The current bottleneck of plastid transformation in Arabidopsis is the difficulty of obtaining fertile plants from transplastomic tissue culture cells. Tissue culture limitations in Arabidopsis nuclear gene transformation were overcome by using Agrobacterium to directly transform the female gametocyte, and identification of nuclear transgenic events by germinating the resulting seedlings on a selective medium. Our goal is to re-engineer Agrobacterium for T-DNA delivery to chloroplasts to directly transform the plastids in the female gametocyte. T-DNA export from Agrobacterium to plant cells occurs by the type 4 protein secretion machinery. Recently, we obtained proof of concept that proteins can be directly exported from Agrobacterium to chloroplasts. The protein of our choice was the phiC31 phage site-specific integrase (Int), because visitation of the recombinase to chloroplasts created a permanent footprint.

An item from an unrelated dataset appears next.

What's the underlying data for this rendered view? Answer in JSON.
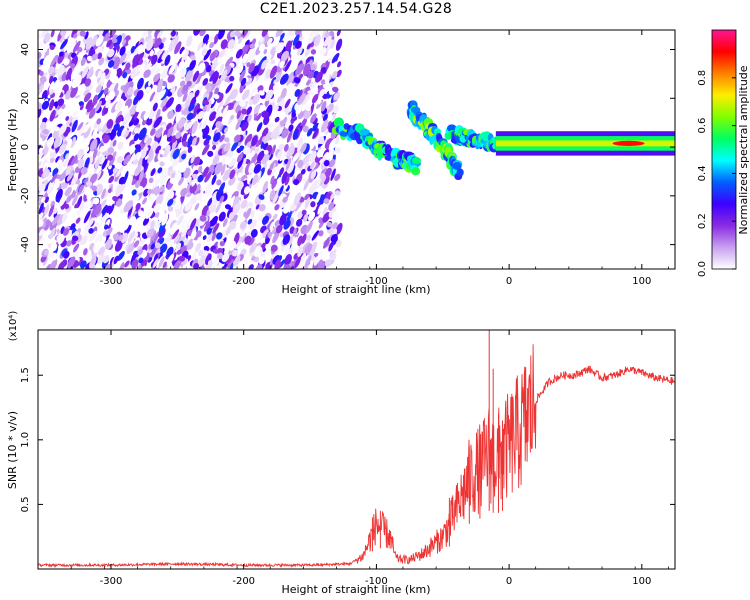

We are now working on re-targeting the proteins involved in T-DNA transfer. Side-stepping the tissue culture process will eliminate the need for specialized expertise to practice plastid transformation in Arabidopsis. Therefore, this research will lead to widespread applications of Arabidopsis plastid genome engineering which, combined with the available extensive genomic resources, will have a major impact on basic science and applications in biotechnology. This research is supported by NSF Award IOS-2037155.